I'm not sure if this is part of a series but it stands alone more or less. I kinda like the world building. The set up of the main male character's motivation was a bit abrupt. It felt like there was a bit too much generic go-to-place, kill-goons, steal-widget action, and the arc of the two main character's relationship felt a bit predictable. Art was OK, but sometimes kind of deformed, which I get can be for effect, but to me it just felt they were trying to portray something otherworldly but didn't really know how.
This tale had a great premise and a vibrant cast of characters. The blend of fanaticism and morally bankrupt people was good. The problem I had with the story was the main character not really changing or growing after he commits an atrocity.
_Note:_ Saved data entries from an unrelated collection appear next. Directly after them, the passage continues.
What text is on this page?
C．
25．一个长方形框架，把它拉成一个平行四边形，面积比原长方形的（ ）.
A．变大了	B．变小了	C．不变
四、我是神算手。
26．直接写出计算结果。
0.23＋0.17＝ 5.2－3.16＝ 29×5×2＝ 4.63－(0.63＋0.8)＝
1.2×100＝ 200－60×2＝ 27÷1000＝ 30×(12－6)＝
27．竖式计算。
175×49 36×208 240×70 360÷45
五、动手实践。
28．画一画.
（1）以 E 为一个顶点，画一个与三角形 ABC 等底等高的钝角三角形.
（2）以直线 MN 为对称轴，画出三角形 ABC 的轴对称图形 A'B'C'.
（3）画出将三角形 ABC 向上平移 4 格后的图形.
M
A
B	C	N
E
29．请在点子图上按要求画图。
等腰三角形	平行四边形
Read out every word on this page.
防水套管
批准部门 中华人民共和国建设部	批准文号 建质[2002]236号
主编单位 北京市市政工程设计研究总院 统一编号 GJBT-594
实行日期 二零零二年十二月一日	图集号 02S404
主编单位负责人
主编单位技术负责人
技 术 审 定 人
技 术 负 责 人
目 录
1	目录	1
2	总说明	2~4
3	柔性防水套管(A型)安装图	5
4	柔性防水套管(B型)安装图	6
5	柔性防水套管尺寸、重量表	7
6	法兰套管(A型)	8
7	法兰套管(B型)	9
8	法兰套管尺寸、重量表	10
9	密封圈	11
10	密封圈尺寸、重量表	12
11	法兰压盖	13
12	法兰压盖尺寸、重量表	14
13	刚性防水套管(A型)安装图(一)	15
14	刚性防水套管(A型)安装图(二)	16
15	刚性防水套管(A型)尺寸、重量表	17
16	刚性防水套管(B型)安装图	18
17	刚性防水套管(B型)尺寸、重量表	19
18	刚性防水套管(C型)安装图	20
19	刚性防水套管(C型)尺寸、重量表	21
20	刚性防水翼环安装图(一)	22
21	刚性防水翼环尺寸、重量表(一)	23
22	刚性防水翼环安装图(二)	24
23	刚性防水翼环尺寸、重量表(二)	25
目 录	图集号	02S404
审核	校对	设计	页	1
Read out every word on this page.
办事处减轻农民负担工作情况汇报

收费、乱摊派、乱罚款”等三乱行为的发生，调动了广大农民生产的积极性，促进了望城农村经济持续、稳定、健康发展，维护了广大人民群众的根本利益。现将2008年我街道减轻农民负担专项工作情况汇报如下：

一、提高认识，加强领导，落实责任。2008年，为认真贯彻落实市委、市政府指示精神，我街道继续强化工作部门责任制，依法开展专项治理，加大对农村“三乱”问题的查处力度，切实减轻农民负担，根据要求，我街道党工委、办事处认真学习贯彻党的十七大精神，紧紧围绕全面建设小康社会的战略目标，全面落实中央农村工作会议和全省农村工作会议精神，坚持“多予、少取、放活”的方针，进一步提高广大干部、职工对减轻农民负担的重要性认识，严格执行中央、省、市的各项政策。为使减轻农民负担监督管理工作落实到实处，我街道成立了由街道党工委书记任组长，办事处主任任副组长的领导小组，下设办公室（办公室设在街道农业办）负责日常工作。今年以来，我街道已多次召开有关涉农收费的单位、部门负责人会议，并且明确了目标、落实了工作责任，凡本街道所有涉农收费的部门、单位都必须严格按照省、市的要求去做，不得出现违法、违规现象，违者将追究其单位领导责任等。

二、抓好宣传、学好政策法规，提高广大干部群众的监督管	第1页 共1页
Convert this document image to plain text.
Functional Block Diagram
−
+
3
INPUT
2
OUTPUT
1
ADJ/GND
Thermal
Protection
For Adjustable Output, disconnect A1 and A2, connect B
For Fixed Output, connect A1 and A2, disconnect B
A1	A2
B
It's only in the lasts seconds of life, he has a breakthrough. And sees his Ex for what she is and how she manipulated him. The best character is actually the little girl he rescued. She's not in the story that much, but she's the highlight at the end.
I wish I was able to love this more than I did, because I adore a wild sci-fi story with deeper introspective themes. But unfortunately, I just couldn’t get into the pacing, had trouble connecting with the characters, and I felt like a lot of the sex and swearing were thrown in just to look cool and adult, feeling really out of place. Still, I can tell that this story is someone’s passion project from all the high concept visuals and deep world lore— so I give them my respect for taking a swing like this in the first place. This just personally wasn’t for me.
The story was decent but wasn’t all that cohesive and could have used some decent editing. The art was okay but characters weren’t too distinct and it didn’t take advantage of the larger format that TKO publishes. The color distracted and obscured more than it helped. In all honesty, this book would have been better served as a 6-8 volume B&W, digest-sized manga.
One of my biggest beefs with sci-fi has always been that in their quest to be original and fresh, the overly confuse the plot. This was no different. I'm still not sure what hard heat is or Gaya's true motivations.
And Brenton's self-loathing got old and annoying very fast.
This was okay. A bit of a mess in the middle. More exposition throughout than was necessary. The art was top shelf (very manga). I wanted to like it more, but it's not my favorite from TKO.
Don't really know what I read, it was all a mess, pretty incoherent actually. It's one of those books that drops you in and makes you feel like you've been left out.
TKO wave one was fantastic, all four were great TKO wave two was good, two great books, one i sold on and one didnt interest me TKO wave three is bad (so far), two i will sell on and one to read
I really dont know where to start with this. It is a mess, i must be getting old as i just did not get the story (or rather it just did not manage to engage me in any way at all) and the art, while original and good just didnt make up enough for me not knowing fully, or really caring, about what the bleep was going on!
I love that TKO attempt different genres and styles but this was not up to their previous quality releases. Let's hope the next one will at least mean there was one good release in wave three!